On Sat, 28 Jun 2014 12:51:07 +0200
drago01 <drag...@gmail.com> wrote:

> On Sat, Jun 28, 2014 at 12:22 PM, Florian Weimer <fwei...@redhat.com>

...snip...

> > The signature is on the RPM header, not the payload.  The RPM
> > header only lists digests of individual files (after decompression).
> >
> > So this shouldn't make a difference.
> 
> OK so there is no reason not to do it really.

I'm clearly failing to get accross how this works... I guess I'll give
it one more go and then bow out. :) 

So, say you have a.rpm. You build it, You sign it. 
A user installs a.rpm and is happy. 
b.rpm comes along as an update. You build it. You sign it. 
You make a a-to-b.drpm of the changes between the two. 

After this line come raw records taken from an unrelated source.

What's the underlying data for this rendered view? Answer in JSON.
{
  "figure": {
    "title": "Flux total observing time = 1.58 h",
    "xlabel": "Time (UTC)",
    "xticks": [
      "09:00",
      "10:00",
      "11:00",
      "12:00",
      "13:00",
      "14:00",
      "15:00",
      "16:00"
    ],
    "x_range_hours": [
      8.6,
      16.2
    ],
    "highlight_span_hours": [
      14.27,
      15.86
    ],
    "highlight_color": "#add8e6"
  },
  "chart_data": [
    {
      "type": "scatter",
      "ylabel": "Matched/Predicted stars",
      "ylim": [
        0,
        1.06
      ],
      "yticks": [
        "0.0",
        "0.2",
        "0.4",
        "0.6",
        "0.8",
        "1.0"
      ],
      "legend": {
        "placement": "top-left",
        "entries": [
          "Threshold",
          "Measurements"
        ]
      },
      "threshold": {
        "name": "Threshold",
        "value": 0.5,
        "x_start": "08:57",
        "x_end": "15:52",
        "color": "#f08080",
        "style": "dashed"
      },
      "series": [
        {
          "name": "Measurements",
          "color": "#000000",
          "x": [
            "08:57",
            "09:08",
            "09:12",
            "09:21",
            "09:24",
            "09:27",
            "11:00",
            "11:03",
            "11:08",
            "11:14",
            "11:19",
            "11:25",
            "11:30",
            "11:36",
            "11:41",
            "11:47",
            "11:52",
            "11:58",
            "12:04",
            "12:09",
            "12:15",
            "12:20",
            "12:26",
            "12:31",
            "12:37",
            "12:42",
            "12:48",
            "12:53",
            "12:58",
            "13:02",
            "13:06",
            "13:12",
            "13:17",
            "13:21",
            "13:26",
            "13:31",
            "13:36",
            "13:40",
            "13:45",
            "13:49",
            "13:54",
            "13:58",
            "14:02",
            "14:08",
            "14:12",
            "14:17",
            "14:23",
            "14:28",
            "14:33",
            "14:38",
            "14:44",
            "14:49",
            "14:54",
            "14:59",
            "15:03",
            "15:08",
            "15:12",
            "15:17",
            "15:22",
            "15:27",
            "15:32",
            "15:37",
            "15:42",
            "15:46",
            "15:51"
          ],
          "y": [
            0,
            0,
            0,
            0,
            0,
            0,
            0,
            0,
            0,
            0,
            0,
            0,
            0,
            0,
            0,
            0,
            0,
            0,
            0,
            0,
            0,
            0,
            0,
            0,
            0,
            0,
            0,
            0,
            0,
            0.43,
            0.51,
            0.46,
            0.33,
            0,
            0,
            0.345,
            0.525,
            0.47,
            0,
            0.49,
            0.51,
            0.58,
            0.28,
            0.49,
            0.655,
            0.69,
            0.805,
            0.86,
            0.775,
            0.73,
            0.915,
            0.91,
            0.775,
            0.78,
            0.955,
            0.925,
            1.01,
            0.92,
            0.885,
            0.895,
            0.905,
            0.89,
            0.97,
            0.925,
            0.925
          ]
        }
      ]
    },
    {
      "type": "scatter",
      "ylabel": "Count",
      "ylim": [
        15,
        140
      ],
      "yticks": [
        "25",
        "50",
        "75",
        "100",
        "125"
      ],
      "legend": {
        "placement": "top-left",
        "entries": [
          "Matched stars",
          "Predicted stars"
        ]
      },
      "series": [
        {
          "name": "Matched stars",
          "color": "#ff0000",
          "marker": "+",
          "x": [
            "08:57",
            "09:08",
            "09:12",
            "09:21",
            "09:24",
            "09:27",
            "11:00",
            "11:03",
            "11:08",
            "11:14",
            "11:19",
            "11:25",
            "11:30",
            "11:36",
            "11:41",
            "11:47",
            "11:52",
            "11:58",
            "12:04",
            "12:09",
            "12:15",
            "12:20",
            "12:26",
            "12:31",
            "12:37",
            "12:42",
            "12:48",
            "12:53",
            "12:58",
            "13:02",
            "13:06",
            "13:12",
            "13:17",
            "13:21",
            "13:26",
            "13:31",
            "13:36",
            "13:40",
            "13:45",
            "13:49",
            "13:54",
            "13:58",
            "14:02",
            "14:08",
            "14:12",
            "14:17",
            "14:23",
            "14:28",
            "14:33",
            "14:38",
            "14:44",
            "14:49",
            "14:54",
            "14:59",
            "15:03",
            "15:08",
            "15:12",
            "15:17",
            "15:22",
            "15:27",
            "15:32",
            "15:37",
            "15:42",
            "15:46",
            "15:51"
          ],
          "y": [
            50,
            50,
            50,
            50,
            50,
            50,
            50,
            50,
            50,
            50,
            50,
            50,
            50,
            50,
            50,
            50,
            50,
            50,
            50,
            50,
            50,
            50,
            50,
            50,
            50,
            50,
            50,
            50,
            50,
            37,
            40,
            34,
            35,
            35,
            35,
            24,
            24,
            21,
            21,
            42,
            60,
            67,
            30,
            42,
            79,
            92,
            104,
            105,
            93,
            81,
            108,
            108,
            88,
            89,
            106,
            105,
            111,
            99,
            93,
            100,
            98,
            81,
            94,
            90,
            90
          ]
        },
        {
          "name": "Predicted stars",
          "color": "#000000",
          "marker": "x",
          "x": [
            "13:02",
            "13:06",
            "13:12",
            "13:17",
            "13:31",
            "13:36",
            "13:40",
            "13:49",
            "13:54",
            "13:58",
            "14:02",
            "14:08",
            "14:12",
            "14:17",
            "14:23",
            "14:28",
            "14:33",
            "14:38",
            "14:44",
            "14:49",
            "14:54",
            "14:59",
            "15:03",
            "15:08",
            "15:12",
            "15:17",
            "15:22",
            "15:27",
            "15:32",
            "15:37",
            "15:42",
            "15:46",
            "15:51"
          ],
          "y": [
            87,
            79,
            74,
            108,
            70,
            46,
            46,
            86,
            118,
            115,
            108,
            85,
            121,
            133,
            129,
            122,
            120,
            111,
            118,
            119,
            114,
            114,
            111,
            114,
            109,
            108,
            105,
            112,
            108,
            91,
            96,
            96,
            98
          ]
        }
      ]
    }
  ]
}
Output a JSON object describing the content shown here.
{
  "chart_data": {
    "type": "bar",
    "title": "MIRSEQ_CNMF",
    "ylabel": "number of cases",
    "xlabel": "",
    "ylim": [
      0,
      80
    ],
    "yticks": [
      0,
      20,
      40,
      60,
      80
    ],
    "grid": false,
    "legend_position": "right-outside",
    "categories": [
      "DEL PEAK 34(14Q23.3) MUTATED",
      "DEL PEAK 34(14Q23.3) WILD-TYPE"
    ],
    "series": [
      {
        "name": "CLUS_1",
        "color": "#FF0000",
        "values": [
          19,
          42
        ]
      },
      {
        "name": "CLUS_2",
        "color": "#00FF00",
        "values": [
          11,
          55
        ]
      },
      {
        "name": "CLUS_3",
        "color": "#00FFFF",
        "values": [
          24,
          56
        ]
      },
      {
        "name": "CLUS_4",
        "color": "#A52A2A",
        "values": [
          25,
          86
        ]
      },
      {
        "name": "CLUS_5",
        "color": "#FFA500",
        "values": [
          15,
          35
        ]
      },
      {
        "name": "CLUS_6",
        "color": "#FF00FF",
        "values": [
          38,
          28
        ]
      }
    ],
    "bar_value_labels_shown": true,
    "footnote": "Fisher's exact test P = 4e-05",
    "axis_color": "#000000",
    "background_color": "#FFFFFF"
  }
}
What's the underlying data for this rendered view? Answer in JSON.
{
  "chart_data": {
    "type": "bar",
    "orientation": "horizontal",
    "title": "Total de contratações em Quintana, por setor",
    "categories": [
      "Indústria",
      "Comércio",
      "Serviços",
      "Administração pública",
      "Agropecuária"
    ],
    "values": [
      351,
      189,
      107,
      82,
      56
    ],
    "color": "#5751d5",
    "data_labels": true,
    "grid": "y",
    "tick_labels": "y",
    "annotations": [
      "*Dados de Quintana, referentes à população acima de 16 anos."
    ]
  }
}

User wants to upgrade installed a to b via the drpm. 

In order to not assemble b.rpm locally and just apply a-to-b.drpm to
your existing install you would need to either: 

a) yum/dnf would have to grow support to do what rpm does right now,
ie, unpack files on the filesystem, update rpmdb, etc.

or

b) rpm would need to grow support for drpms directly. It current to my
understanding doesn't have any. 

So, sure, we could sign drpms and yum/dnf could check that, but they
still need to assemble the final rpm in order to pass it to rpm. 

Feel free to poke around at it and come up with a proof of concept or
buy in from one of those groups if you can get it working.